“Don’t go to the light!” The image is forever burned into my consciousness: a SEAL instructor at Basic Underwater Demolition/SEAL (BUD/S) training screaming into the face of an unconscious trainee, flat on his back, being administered oxygen beside the training pool in Coronado, California.

Shallow-water blackouts are relatively common at BUD/S, as trainees struggle through underwater evolutions such as the 50-meter underwater swim, underwater knot tying, and pool competency.

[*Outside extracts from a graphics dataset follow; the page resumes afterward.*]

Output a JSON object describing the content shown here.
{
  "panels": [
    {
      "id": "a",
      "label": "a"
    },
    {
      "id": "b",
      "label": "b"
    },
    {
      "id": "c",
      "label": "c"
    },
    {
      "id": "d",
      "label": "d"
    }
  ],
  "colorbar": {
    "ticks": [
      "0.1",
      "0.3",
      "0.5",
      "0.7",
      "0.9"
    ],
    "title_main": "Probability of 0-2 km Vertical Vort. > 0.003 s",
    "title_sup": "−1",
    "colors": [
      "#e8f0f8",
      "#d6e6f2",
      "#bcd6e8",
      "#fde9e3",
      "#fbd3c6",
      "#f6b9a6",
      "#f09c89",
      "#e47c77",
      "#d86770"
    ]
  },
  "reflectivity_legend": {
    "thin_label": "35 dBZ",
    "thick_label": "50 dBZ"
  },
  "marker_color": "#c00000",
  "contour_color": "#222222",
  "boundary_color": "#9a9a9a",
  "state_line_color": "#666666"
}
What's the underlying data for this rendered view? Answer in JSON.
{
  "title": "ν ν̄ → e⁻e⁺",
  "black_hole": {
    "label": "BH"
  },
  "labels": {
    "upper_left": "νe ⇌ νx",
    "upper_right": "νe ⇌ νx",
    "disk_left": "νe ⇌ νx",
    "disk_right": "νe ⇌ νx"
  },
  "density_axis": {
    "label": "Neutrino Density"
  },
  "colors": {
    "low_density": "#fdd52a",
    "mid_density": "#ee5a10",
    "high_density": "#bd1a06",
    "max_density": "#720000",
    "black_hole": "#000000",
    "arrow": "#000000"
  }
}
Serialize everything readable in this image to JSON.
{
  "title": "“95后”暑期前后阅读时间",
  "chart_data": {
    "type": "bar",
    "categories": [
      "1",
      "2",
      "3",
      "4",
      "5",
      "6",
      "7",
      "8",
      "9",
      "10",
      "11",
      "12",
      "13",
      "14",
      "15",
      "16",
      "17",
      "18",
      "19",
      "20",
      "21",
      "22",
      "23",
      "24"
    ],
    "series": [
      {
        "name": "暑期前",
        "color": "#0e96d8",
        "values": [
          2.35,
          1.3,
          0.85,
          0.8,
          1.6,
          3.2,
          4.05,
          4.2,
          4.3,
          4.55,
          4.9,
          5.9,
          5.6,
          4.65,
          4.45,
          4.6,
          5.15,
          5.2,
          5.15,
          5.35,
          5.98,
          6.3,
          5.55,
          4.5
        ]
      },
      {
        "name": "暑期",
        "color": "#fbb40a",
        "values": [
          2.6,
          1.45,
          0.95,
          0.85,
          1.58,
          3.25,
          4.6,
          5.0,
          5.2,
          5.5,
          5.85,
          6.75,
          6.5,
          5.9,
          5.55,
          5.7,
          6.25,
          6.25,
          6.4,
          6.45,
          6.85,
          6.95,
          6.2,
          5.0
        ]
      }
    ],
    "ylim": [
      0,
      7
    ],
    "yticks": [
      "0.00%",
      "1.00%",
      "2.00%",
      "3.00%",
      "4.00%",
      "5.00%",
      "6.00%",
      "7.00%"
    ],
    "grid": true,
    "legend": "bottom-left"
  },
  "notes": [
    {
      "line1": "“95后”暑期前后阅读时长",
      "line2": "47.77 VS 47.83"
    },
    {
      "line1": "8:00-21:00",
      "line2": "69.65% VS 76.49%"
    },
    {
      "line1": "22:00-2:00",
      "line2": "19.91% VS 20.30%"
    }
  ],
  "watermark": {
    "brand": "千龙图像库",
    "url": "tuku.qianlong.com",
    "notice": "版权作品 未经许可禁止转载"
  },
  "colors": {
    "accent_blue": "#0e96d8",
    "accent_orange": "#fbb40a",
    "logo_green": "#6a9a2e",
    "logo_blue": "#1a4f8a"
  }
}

While instructors and students alike would often chuckle at a trainee once he was pulled from the pool and revived from his blackout, such instances in the pool are no laughing matter.

This fact was sadly and tragically evidenced last week, as two active-duty SEALs in Little Creek, Virginia—SO1 Seth Cody Lewis and SO1 Brett Allen Marihugh—drowned in the Combat Swimmer Training Facility at the Joint Expeditionary Base, Little Creek, while doing some sort of unspecified breath-hold training. As pointed out in an article here at SOFREP, the two were part of the Advanced Training Command (ATC), and were found at the bottom of the pool at 3 p.m. on Friday, April 24th.

As further pointed out in an article in the Norfolk, Virginia-based Virginian Pilot online, a spokesman for Naval Special Warfare Group 2 (NSWG-2) stated that the deaths were being investigated to determine how the accidental drownings occurred.

This heartbreaking scenario is illustrative of the dangers that often accompany pushing oneself and one’s teammates to the absolute physical limits of endurance and performance. SEALs, and other Special Operations Forces (SOF), routinely train in dangerous and extreme conditions. Whether as a result of high altitude, low opening night parachute jumps, complicated nighttime shooting and maneuvering drills in thick woods, or nighttime surf passage operations with motorized inflatable zodiac boats through rough surf zones, SEALs have perished in a number of different training accidents over the decades.

Most members of SOF units accept this risk—to a degree—and often, in fact, thrive on it. They love the adrenaline, and they take pride, and have confidence in, the fact that they and their teammates can keep each other alive. This works very well in combat situations because it is honed in training. SEALs and other SOF members rely on each other to watch one another’s backs. We have to. There are times when there’s no one else out there with us to watch out for us.

That is what makes this most recent double training fatality so tragic. It was not a case of a failing parachute, or a freak blow to the head by a capsizing zodiac’s motor. This was a situation that should have been prevented by someone closely observing those SEALs as they trained underwater.

Where was the instructor pulling them out, giving them O2, and telling them not to go to the light? Why wasn’t another SEAL swimming on the surface, observing them as they held their breath?